Throughout the report are examples of good practice, some of which we thought it might be useful to collate:

(a) The relevant person and their representatives (beyond initial contact):

  • Full, pro-active involvement by the assessors of relatives in the assessment of the person’s application, and in deciding what is in the person’s best interests;
  • Family carers consultation event to get feedback on their experience of the Deprivation of Liberty Safeguards, and discover what further information/support they needed or would have found of benefit.
  • Accessible, easy read information being made available to the person and their representative to explain the Deprivation of Liberty Safeguards system.
  • Additional funding arranged for one-to-one support for someone to enable contact with friends and outings into the community, rather than physical restraint, after deprivation of liberty was identified but not authorised.
  • Successful use of conditions on authorisations, after discussion with relatives, such as making sure the person is taken out regularly.
  • IMCA re-contacted the representative half way through the authorisation period and a month before the end of the authorisation. This was to remind them that, if they needed support, they could ask for a re-referral to be made by the local authority.
  • Regular meetings between local authorities (commissioners and professionals) and IMCAs to explore any practice issues.
  • Local authority assisted a self-funder to challenge her authorisation.

(b) The DoLS Process

  • For supervisory bodies to carry out a review, particularly for longer periods of authorisation, if they think it might be necessary and to be assured that it is easy for the detained resident (or their representative) to request a review whenever they want one.
  • A quality assurance team developed standards to assess whether the MCA principles are embedded in care planning.
  • A regional Deprivation of Liberty Safeguards leads’ network where information on numbers and types of referrals are discussed, together with discussion of difficult or novel situations.
  • Best interest assessor forums, encouraging BIAs to attend by managing workloads.
  • Having agreements with neighbouring local authorities to use BIAs from elsewhere, for example, if the person was in a local authority managed home, such arrangement would be essential as a BIA employed by the local authority is forbidden to carry out assessments if that local authority is also the service provider.
  • Having agreements with neighbouring local authorities so that they can call on BIAs from elsewhere if there is an unexpected surge of requests accompanied by urgent authorisations.
  • Quarterly reports to MCA/Deprivation of Liberty Safeguards committees or multi-agency local networks, to oversee and analyse activity, numbers and deadlines.
  • Independent reviews of Deprivation of Liberty Safeguards activity.

(c) DoLS Signatories

  • Applying lessons learned from the Steven Neary case – making sure the authoriser is not a commissioner responsible for the service where the person is living.
  • Making sure the authoriser is not also responsible for agreeing funding for the person.

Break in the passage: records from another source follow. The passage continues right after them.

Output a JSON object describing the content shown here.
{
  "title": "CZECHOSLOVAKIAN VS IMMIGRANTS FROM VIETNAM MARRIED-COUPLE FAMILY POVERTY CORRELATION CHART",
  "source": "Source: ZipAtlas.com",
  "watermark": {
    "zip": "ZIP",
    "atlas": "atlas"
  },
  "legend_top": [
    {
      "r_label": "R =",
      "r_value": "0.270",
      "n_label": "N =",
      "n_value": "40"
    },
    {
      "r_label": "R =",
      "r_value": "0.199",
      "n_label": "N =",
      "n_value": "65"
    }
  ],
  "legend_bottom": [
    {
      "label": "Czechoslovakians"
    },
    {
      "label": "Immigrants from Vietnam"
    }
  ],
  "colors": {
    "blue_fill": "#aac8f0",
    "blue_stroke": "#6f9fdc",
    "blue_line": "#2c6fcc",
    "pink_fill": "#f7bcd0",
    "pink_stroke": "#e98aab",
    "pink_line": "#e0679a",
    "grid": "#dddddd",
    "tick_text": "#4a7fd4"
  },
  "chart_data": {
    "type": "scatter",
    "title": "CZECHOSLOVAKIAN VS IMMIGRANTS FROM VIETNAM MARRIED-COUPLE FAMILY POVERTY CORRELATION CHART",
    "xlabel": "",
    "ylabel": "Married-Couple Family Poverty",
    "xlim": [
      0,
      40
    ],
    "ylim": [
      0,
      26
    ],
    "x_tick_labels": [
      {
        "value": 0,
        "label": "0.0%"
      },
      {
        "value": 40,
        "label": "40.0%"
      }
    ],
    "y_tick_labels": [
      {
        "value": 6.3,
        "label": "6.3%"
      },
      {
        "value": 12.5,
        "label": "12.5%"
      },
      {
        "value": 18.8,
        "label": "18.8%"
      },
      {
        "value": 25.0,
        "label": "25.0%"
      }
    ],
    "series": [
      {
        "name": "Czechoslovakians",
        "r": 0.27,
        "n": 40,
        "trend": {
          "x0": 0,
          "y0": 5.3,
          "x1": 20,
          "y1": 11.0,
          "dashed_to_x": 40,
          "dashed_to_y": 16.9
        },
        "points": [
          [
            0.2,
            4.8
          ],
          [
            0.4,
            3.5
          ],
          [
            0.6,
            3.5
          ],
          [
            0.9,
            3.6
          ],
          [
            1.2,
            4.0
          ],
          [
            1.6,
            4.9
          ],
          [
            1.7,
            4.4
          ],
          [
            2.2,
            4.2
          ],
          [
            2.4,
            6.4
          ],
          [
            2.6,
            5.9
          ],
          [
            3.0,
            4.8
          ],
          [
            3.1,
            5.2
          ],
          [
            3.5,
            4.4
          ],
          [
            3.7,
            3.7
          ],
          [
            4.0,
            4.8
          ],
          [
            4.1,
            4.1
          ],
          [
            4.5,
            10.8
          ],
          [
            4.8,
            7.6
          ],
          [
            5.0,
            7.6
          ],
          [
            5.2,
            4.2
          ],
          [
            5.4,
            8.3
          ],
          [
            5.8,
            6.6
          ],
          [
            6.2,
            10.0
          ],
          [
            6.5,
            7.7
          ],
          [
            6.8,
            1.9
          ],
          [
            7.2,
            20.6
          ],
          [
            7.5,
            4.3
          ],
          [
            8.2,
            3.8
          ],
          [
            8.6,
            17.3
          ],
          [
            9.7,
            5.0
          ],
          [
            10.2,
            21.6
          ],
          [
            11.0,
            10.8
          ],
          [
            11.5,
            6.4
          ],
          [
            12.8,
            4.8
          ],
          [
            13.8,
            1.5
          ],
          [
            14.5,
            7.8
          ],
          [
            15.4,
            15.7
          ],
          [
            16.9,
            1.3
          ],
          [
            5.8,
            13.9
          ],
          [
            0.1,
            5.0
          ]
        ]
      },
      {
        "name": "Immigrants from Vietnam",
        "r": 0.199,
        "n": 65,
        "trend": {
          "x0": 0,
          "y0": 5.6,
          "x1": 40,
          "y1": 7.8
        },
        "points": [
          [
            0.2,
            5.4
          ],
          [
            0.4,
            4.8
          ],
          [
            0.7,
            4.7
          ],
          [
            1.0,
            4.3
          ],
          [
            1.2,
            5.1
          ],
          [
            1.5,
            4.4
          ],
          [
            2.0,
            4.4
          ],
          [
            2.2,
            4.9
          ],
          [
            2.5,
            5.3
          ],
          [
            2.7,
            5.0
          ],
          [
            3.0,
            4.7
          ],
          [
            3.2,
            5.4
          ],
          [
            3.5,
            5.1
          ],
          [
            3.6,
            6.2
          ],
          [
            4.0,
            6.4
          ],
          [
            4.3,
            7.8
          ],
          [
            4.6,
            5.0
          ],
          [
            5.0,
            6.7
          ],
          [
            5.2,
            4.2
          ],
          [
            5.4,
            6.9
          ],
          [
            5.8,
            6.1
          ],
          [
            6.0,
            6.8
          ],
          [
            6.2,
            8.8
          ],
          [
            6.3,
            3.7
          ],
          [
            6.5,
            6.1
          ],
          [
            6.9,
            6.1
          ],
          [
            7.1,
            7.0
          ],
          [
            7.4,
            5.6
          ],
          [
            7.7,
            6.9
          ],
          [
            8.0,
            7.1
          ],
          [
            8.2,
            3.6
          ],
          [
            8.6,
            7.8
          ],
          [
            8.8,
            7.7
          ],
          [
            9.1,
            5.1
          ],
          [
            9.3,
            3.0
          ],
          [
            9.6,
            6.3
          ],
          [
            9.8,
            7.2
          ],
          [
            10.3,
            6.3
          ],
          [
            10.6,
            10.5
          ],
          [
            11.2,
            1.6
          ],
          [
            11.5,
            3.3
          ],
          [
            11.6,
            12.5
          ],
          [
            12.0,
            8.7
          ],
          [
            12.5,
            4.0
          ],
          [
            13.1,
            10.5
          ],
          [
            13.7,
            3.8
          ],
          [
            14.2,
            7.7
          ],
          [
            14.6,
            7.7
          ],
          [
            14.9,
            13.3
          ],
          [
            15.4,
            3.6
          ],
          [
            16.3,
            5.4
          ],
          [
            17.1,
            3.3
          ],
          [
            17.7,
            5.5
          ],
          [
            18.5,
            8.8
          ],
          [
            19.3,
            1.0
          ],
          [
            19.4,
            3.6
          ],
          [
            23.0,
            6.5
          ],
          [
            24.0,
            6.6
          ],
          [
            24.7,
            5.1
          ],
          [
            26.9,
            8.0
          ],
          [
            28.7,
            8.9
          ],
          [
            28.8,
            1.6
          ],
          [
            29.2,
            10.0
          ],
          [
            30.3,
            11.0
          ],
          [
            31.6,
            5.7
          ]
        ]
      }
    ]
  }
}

(d) Support for managing authorities

  • MCA helplines and clear web-based information.
  • Regular e-bulletins.
  • Provider forums where the MCA and the Deprivation of Liberty Safeguards are regularly discussed.
  • Focused training on care homes and hospitals where monitoring data shows low activity.
  • Commissioning contracts which include knowledge requirements around the MCA and the Deprivation of Liberty Safeguards.
  • Audits to check hospital staff knowledge of the MCA, including the Deprivation of Liberty Safeguards, with follow-up workplace-based information provided.
  • ‘Train the trainer’ programmes for hospital and care home staff so MCA and Deprivation of Liberty Safeguards training can be run in-house.
  • Placing the Deprivation of Liberty Safeguards clearly in terms of a personalisation and human rights context when training, to enable them to be viewed more positively.